This week I focused on integrating a codeswitching ASR model we trained to the web app and deploy the web app to a public IP address. The integration with our model was fairly smooth. Our own model does not suffer significant performance issues compared to the ASR models I tested running on our app before. When I select to send and process ongoing recorded audio by 1-second chunk, the user is able to get a real-time transcription back with a close to 1-second delay. The model was able to accurately capture the instances of language switching within a spoken sentence; however, suffering the same problem as the models before, since we are only feeding a 1-second audio chunk at a time to the model, the model transcription accuracy is not good because the context of a spoken sentence is lost. The model is only able to give the best transcription based on the audio feature within that 1-second chunk.

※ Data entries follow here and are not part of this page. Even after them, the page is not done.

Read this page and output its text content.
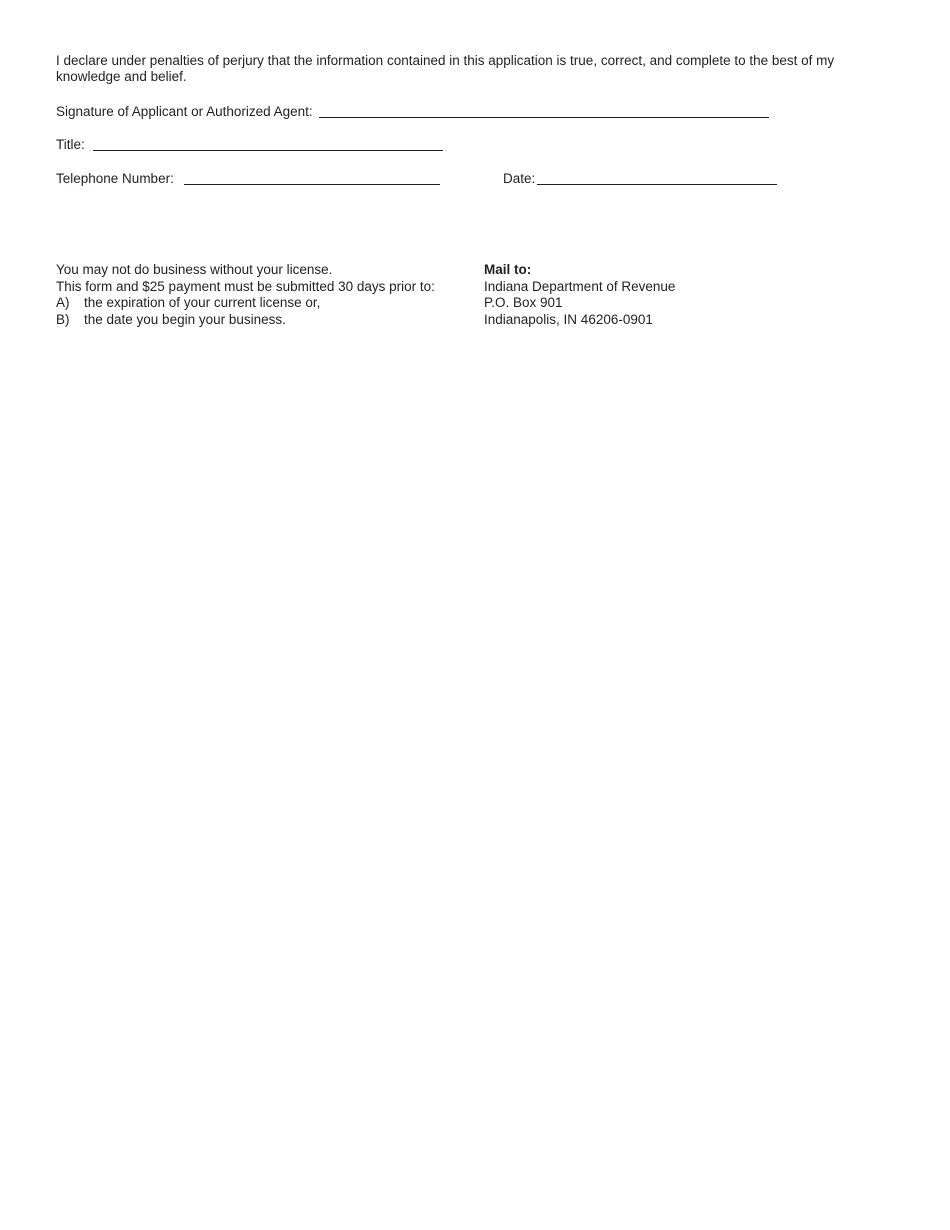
I declare under penalties of perjury that the information contained in this application is true, correct, and complete to the best of my knowledge and belief.
Signature of Applicant or Authorized Agent:
Title:
Telephone Number:	Date:
You may not do business without your license.
This form and $25 payment must be submitted 30 days prior to:
A)	the expiration of your current license or,
B)	the date you begin your business.
Mail to:
Indiana Department of Revenue
P.O. Box 901
Indianapolis, IN 46206-0901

I tried cutting the audio into chunks by 300ms-silence hoping that each chunk separated by silence could encapsulate a more complete local context; however, each chunk separated by silence is 3-4 second long so analyzing these longer chunks each time would significantly increase the delay of transcription breaking the real-time experience of our app.
I have finished deploying the app to a http public IP, but I found that most browsers only support getting user media (including microphone) if we run on localhost or on a secure https environment, so my next step plan is to purchase a domain name and finish deploying the app on a public domain.
We are also training another codeswitching model, which I will test integrating with our app next week. So far, the development is on schedule. We finished integrating the app with our model, and we are ready to start model tuning and research a better chunking mechanism to capture a better context in an audio chunk while keeping a chunk as short as possible. We will also collect mix-language audio samples from YouTube to evaluate our model performance for diverse speech features.